The movie is full of awkward dialogue like this. I guess Stallone didn't learn something very important that two decades of hindsight should have given him. The 80's one liners were rarely funny unless they were spoken by Arnold. He's the only action star who could combine bad ass and comedy so effortlessly. Everybody else was just trying too hard. This movie shows that this rule still rings true.

But that's not to say the movie is all bad. If it is one thing we lost since the heyday of the action movie, it's that now every movie needs to have story arcs, character development, and all that fancy stuff that makes for good cinema. But what Stallone understands is that these movies aren't meant to be good cinema. They are meant to be explosive and fun. Who wants character development? I just want to see Stallone knock the crap out of Steve Austin! Instead of each character having a subplot, we wait for each character to have his big 'action' moment. And Stallone is nice and gives each character a standout fight, which is nice to see. He takes advantage of his cast's prowess.

So there you go. Once the characters stop talking and start punching, it movie starts to become a whole lot of fun. So good for Stallone for resurrecting a certain type of movie in all its good and bad glory. If this is your type of thing, you're in for a treat! 

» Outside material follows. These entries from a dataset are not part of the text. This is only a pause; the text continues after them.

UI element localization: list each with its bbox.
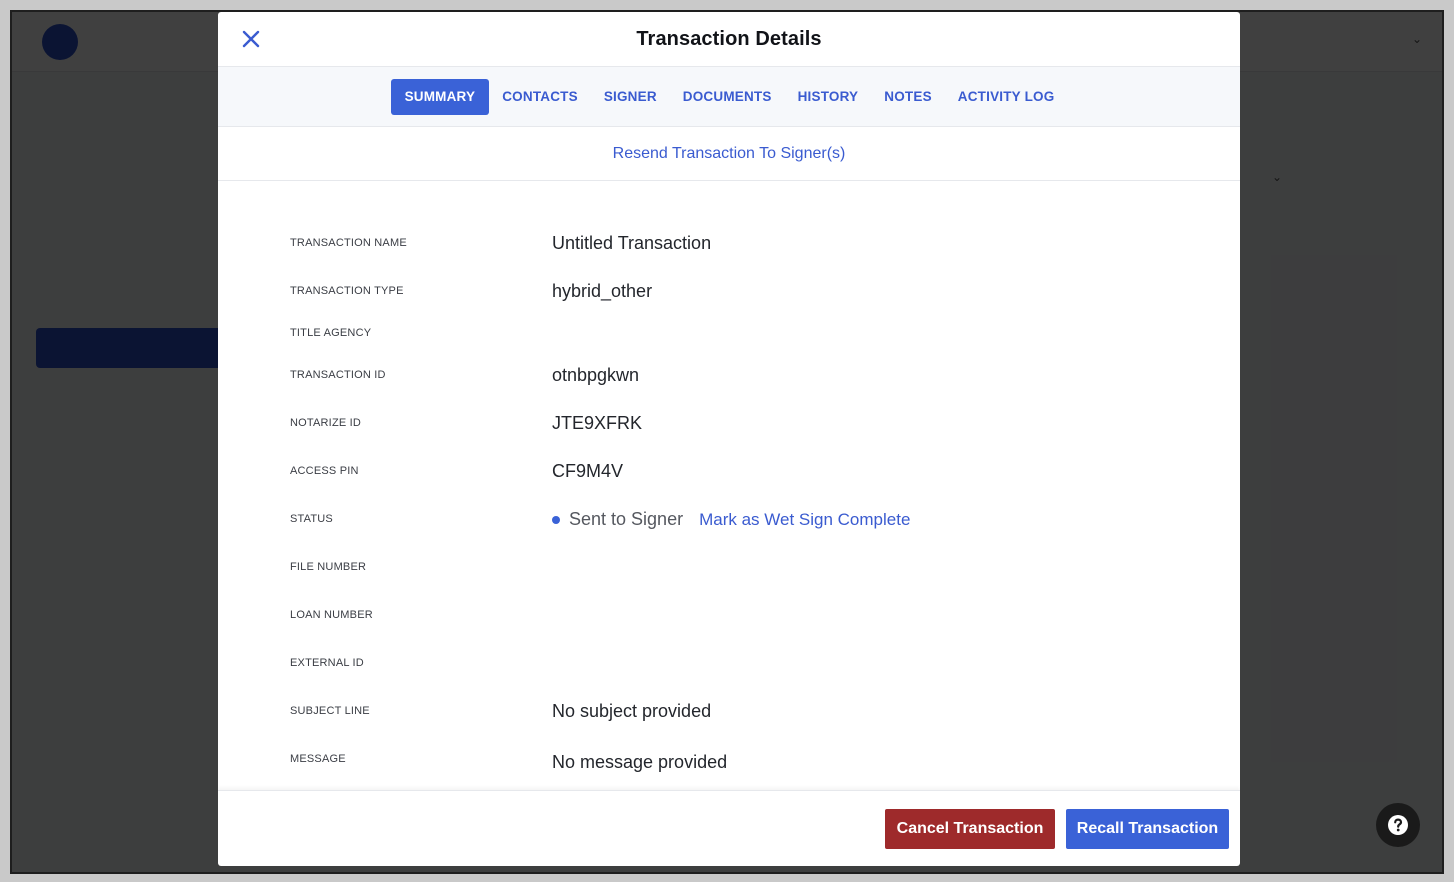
detail-label: FILE NUMBER	[290, 561, 367, 573]
detail-label: NOTARIZE ID	[290, 417, 362, 429]
transaction-name-value: Untitled Transaction	[552, 233, 712, 253]
detail-row-transaction-type: TRANSACTION TYPE hybrid_other	[218, 269, 1240, 317]
tab-contacts[interactable]: CONTACTS	[489, 79, 591, 115]
detail-row-message: MESSAGE No message provided	[218, 737, 1240, 785]
tab-notes[interactable]: NOTES	[871, 79, 945, 115]
help-icon	[1388, 815, 1408, 835]
detail-row-subject-line: SUBJECT LINE No subject provided	[218, 689, 1240, 737]
recall-transaction-button[interactable]: Recall Transaction	[1066, 808, 1229, 849]
transaction-details-modal: Transaction Details SUMMARY CONTACTS SIG…	[218, 12, 1240, 866]
access-pin-value: CF9M4V	[552, 461, 624, 481]
detail-label: EXTERNAL ID	[290, 657, 364, 669]
detail-row-external-id: EXTERNAL ID	[218, 641, 1240, 689]
detail-label: TRANSACTION TYPE	[290, 285, 404, 297]
resend-transaction-link[interactable]: Resend Transaction To Signer(s)	[613, 145, 846, 163]
detail-row-title-agency: TITLE AGENCY	[218, 311, 1240, 359]
detail-label: TITLE AGENCY	[290, 327, 372, 339]
detail-row-transaction-name: TRANSACTION NAME Untitled Transaction	[218, 221, 1240, 269]
tab-signer[interactable]: SIGNER	[591, 79, 670, 115]
detail-label: STATUS	[290, 513, 333, 525]
modal-header: Transaction Details	[218, 12, 1240, 67]
message-value: No message provided	[552, 752, 728, 772]
status-text: Sent to Signer	[569, 509, 684, 529]
status-value: Sent to Signer Mark as Wet Sign Complete	[552, 509, 910, 530]
app-frame: ⌄ ⌄ Transaction Details SUMMARY CONTACTS…	[10, 10, 1444, 874]
detail-row-access-pin: ACCESS PIN CF9M4V	[218, 449, 1240, 497]
detail-row-loan-number: LOAN NUMBER	[218, 593, 1240, 641]
subject-line-value: No subject provided	[552, 701, 712, 721]
tab-activity-log[interactable]: ACTIVITY LOG	[945, 79, 1068, 115]
tab-summary[interactable]: SUMMARY	[390, 78, 490, 115]
tab-documents[interactable]: DOCUMENTS	[670, 79, 785, 115]
tabs-bar: SUMMARY CONTACTS SIGNER DOCUMENTS HISTOR…	[218, 67, 1240, 127]
modal-title: Transaction Details	[636, 27, 822, 50]
detail-label: MESSAGE	[290, 753, 346, 765]
detail-label: ACCESS PIN	[290, 465, 359, 477]
resend-row: Resend Transaction To Signer(s)	[218, 127, 1240, 181]
close-button[interactable]	[238, 26, 264, 52]
detail-label: LOAN NUMBER	[290, 609, 373, 621]
detail-row-transaction-id: TRANSACTION ID otnbpgkwn	[218, 353, 1240, 401]
detail-label: TRANSACTION NAME	[290, 237, 407, 249]
help-button[interactable]	[1376, 803, 1420, 847]
close-icon	[242, 30, 260, 48]
detail-row-notarize-id: NOTARIZE ID JTE9XFRK	[218, 401, 1240, 449]
tab-history[interactable]: HISTORY	[785, 79, 872, 115]
detail-row-status: STATUS Sent to Signer Mark as Wet Sign C…	[218, 497, 1240, 545]
tab-list: SUMMARY CONTACTS SIGNER DOCUMENTS HISTOR…	[390, 78, 1068, 115]
modal-footer: Cancel Transaction Recall Transaction	[218, 790, 1240, 866]
detail-row-file-number: FILE NUMBER	[218, 545, 1240, 593]
notarize-id-value: JTE9XFRK	[552, 413, 643, 433]
mark-wet-sign-complete-link[interactable]: Mark as Wet Sign Complete	[699, 510, 910, 530]
status-dot-icon	[552, 515, 560, 524]
cancel-transaction-button[interactable]: Cancel Transaction	[885, 808, 1055, 849]
detail-label: TRANSACTION ID	[290, 369, 386, 381]
detail-label: SUBJECT LINE	[290, 705, 370, 717]
transaction-id-value: otnbpgkwn	[552, 365, 640, 385]
transaction-type-value: hybrid_other	[552, 281, 653, 301]
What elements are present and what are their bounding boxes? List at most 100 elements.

BEST LINE: Yin (Jet Li): "I need more money. I work harder than the rest." Barney (Stallone): "No, you don't." Yin: "Yes, I do. Everything is harder for me. When I'm hurt the wound is bigger, because I am smaller. When I travel, I need to go farther."

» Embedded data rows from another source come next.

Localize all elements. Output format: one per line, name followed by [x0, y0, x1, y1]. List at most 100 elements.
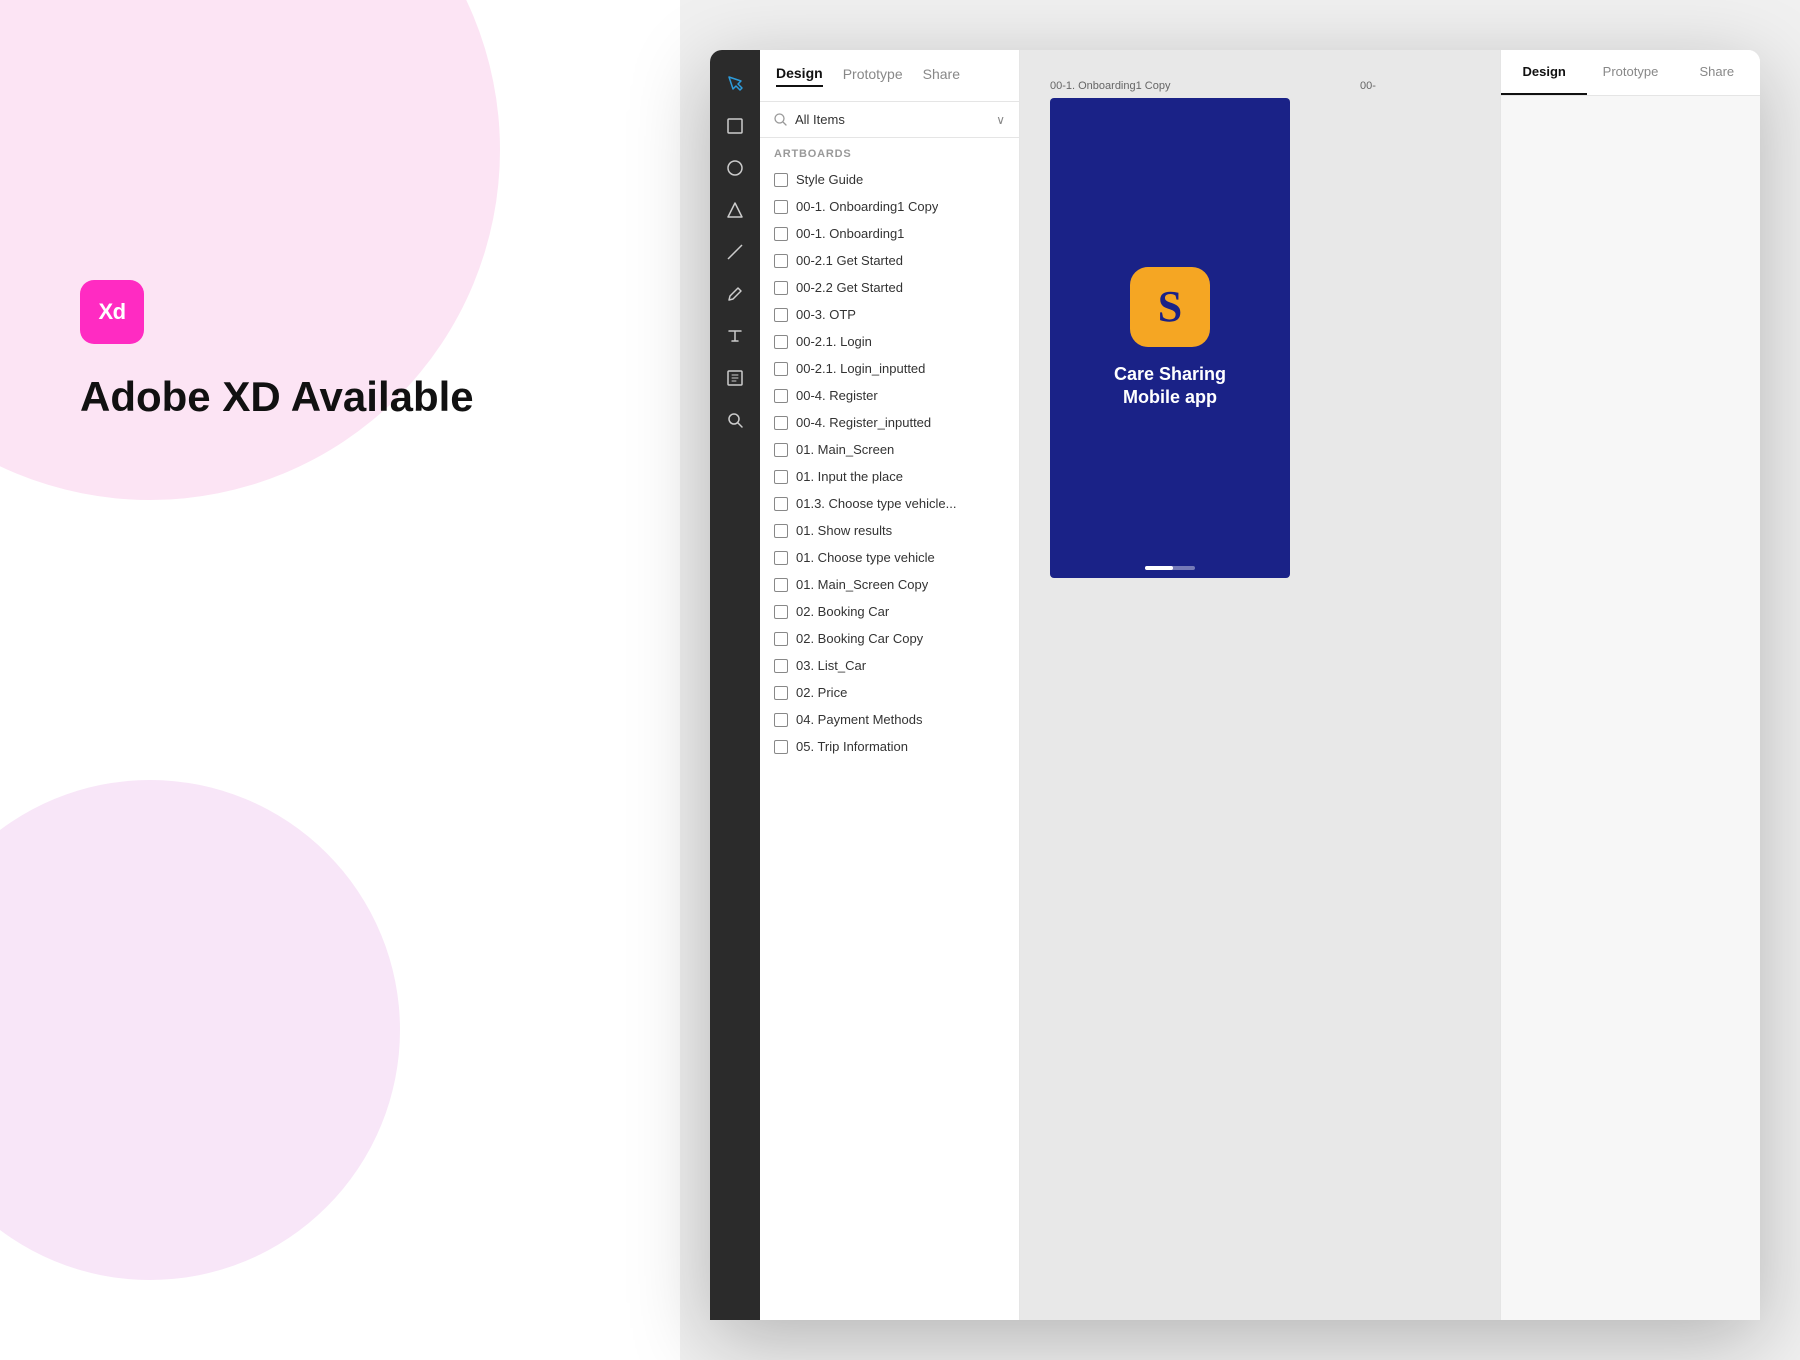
doc-icon [774, 362, 788, 376]
layer-item-main-screen-copy[interactable]: 01. Main_Screen Copy [760, 571, 1019, 598]
layer-item-label: 01. Choose type vehicle [796, 550, 935, 565]
doc-icon [774, 416, 788, 430]
tab-prototype[interactable]: Prototype [843, 66, 903, 86]
bg-decoration-circle-large [0, 0, 500, 500]
props-tab-share[interactable]: Share [1674, 50, 1760, 95]
doc-icon [774, 227, 788, 241]
layer-item-login[interactable]: 00-2.1. Login [760, 328, 1019, 355]
layer-item-label: 02. Booking Car [796, 604, 889, 619]
canvas-area: 00-1. Onboarding1 Copy S Care Sharing Mo… [1020, 50, 1500, 1320]
right-panel: Design Prototype Share ∨ ARTBOARDS Styl [680, 0, 1800, 1360]
layer-item-label: 00-4. Register_inputted [796, 415, 931, 430]
layer-item-label: 00-3. OTP [796, 307, 856, 322]
search-input[interactable] [795, 112, 988, 127]
app-name-line1: Care Sharing [1114, 364, 1226, 384]
layer-item-choose-type-vehicle[interactable]: 01. Choose type vehicle [760, 544, 1019, 571]
layer-item-main-screen[interactable]: 01. Main_Screen [760, 436, 1019, 463]
pen-tool-button[interactable] [717, 276, 753, 312]
doc-icon [774, 254, 788, 268]
layer-item-label: 01. Main_Screen [796, 442, 894, 457]
rectangle-tool-button[interactable] [717, 108, 753, 144]
layer-item-label: 03. List_Car [796, 658, 866, 673]
bg-decoration-circle-small [0, 780, 400, 1280]
layer-list: Style Guide 00-1. Onboarding1 Copy 00-1.… [760, 166, 1019, 1320]
layer-item-input-place[interactable]: 01. Input the place [760, 463, 1019, 490]
artboard: S Care Sharing Mobile app [1050, 98, 1290, 578]
doc-icon [774, 740, 788, 754]
layer-item-booking-car[interactable]: 02. Booking Car [760, 598, 1019, 625]
layer-item-label: 01.3. Choose type vehicle... [796, 496, 956, 511]
artboards-section-header: ARTBOARDS [760, 138, 1019, 166]
layer-item-label: 04. Payment Methods [796, 712, 922, 727]
doc-icon [774, 605, 788, 619]
layer-item-choose-type-vehicle-ellipsis[interactable]: 01.3. Choose type vehicle... [760, 490, 1019, 517]
doc-icon [774, 200, 788, 214]
layer-item-label: 02. Booking Car Copy [796, 631, 923, 646]
doc-icon [774, 524, 788, 538]
layer-item-price[interactable]: 02. Price [760, 679, 1019, 706]
layer-item-list-car[interactable]: 03. List_Car [760, 652, 1019, 679]
line-tool-button[interactable] [717, 234, 753, 270]
doc-icon [774, 686, 788, 700]
artboard-scrollbar-thumb [1145, 566, 1173, 570]
doc-icon [774, 389, 788, 403]
toolbar [710, 50, 760, 1320]
text-tool-button[interactable] [717, 318, 753, 354]
xd-logo-text: Xd [98, 299, 125, 325]
layer-item-style-guide[interactable]: Style Guide [760, 166, 1019, 193]
xd-window: Design Prototype Share ∨ ARTBOARDS Styl [710, 50, 1760, 1320]
doc-icon [774, 470, 788, 484]
artboard-scrollbar [1145, 566, 1195, 570]
tab-share[interactable]: Share [923, 66, 960, 86]
doc-icon [774, 308, 788, 322]
layer-item-trip-information[interactable]: 05. Trip Information [760, 733, 1019, 760]
layer-item-get-started-1[interactable]: 00-2.1 Get Started [760, 247, 1019, 274]
cursor-tool-button[interactable] [717, 66, 753, 102]
layer-item-label: 00-2.2 Get Started [796, 280, 903, 295]
doc-icon [774, 578, 788, 592]
layer-item-get-started-2[interactable]: 00-2.2 Get Started [760, 274, 1019, 301]
circle-tool-button[interactable] [717, 150, 753, 186]
layer-item-label: Style Guide [796, 172, 863, 187]
layer-item-label: 01. Main_Screen Copy [796, 577, 928, 592]
layer-item-label: 00-1. Onboarding1 [796, 226, 904, 241]
app-name-line2: Mobile app [1123, 387, 1217, 407]
artboard-label-2: 00- [1360, 80, 1376, 92]
app-title: Care Sharing Mobile app [1114, 363, 1226, 410]
props-tabs: Design Prototype Share [1501, 50, 1760, 96]
search-icon [774, 113, 787, 126]
doc-icon [774, 173, 788, 187]
layer-item-register-inputted[interactable]: 00-4. Register_inputted [760, 409, 1019, 436]
layer-item-onboarding1-copy[interactable]: 00-1. Onboarding1 Copy [760, 193, 1019, 220]
artboard-container: 00-1. Onboarding1 Copy S Care Sharing Mo… [1050, 80, 1290, 578]
layer-item-payment-methods[interactable]: 04. Payment Methods [760, 706, 1019, 733]
chevron-down-icon: ∨ [996, 113, 1005, 127]
doc-icon [774, 632, 788, 646]
app-icon-letter: S [1158, 281, 1182, 332]
doc-icon [774, 443, 788, 457]
doc-icon [774, 551, 788, 565]
layer-item-onboarding1[interactable]: 00-1. Onboarding1 [760, 220, 1019, 247]
doc-icon [774, 713, 788, 727]
triangle-tool-button[interactable] [717, 192, 753, 228]
layer-item-label: 00-4. Register [796, 388, 878, 403]
layer-item-label: 02. Price [796, 685, 847, 700]
layer-item-label: 05. Trip Information [796, 739, 908, 754]
tab-design[interactable]: Design [776, 65, 823, 87]
layer-item-otp[interactable]: 00-3. OTP [760, 301, 1019, 328]
layer-item-booking-car-copy[interactable]: 02. Booking Car Copy [760, 625, 1019, 652]
zoom-tool-button[interactable] [717, 402, 753, 438]
doc-icon [774, 497, 788, 511]
layer-item-show-results[interactable]: 01. Show results [760, 517, 1019, 544]
props-tab-prototype[interactable]: Prototype [1587, 50, 1673, 95]
layer-item-label: 01. Input the place [796, 469, 903, 484]
layer-item-login-inputted[interactable]: 00-2.1. Login_inputted [760, 355, 1019, 382]
xd-logo-wrapper: Xd [80, 280, 600, 344]
search-bar: ∨ [760, 102, 1019, 138]
left-panel: Xd Adobe XD Available [0, 0, 680, 1360]
layer-item-label: 00-1. Onboarding1 Copy [796, 199, 938, 214]
component-tool-button[interactable] [717, 360, 753, 396]
doc-icon [774, 659, 788, 673]
props-tab-design[interactable]: Design [1501, 50, 1587, 95]
layer-item-register[interactable]: 00-4. Register [760, 382, 1019, 409]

MVP: This one is easy. As fun as it was to watch all these tough guys in a movie together, they were all upstaged by one thing - the automatic shotgun. Hale Caesar (Terry Crews) has a shotgun that he brags about early, and then you kind of forget about it. But when he unleashes that puppy during the movie's climactic battle...WOW. Best word to describe it.

TRIVIA: Stallone tried to gather even more old school tough guys for the movie, including Jean Claude Van Damme, Steven Siegal, and Wesley Snipes. They all couldn't participate for one reason or another. Well, there's always the sequel!  UPDATE: So the sequel is has now come out and sure enough, Stallone nabbed some nice additions to his cast, throwing Van Damme and Chuck Norris into the mix, along with bigger parts for Schwarzenegger and Willis.  For the third film, I hear he is hunting Wesley Snipes and Harrison Ford!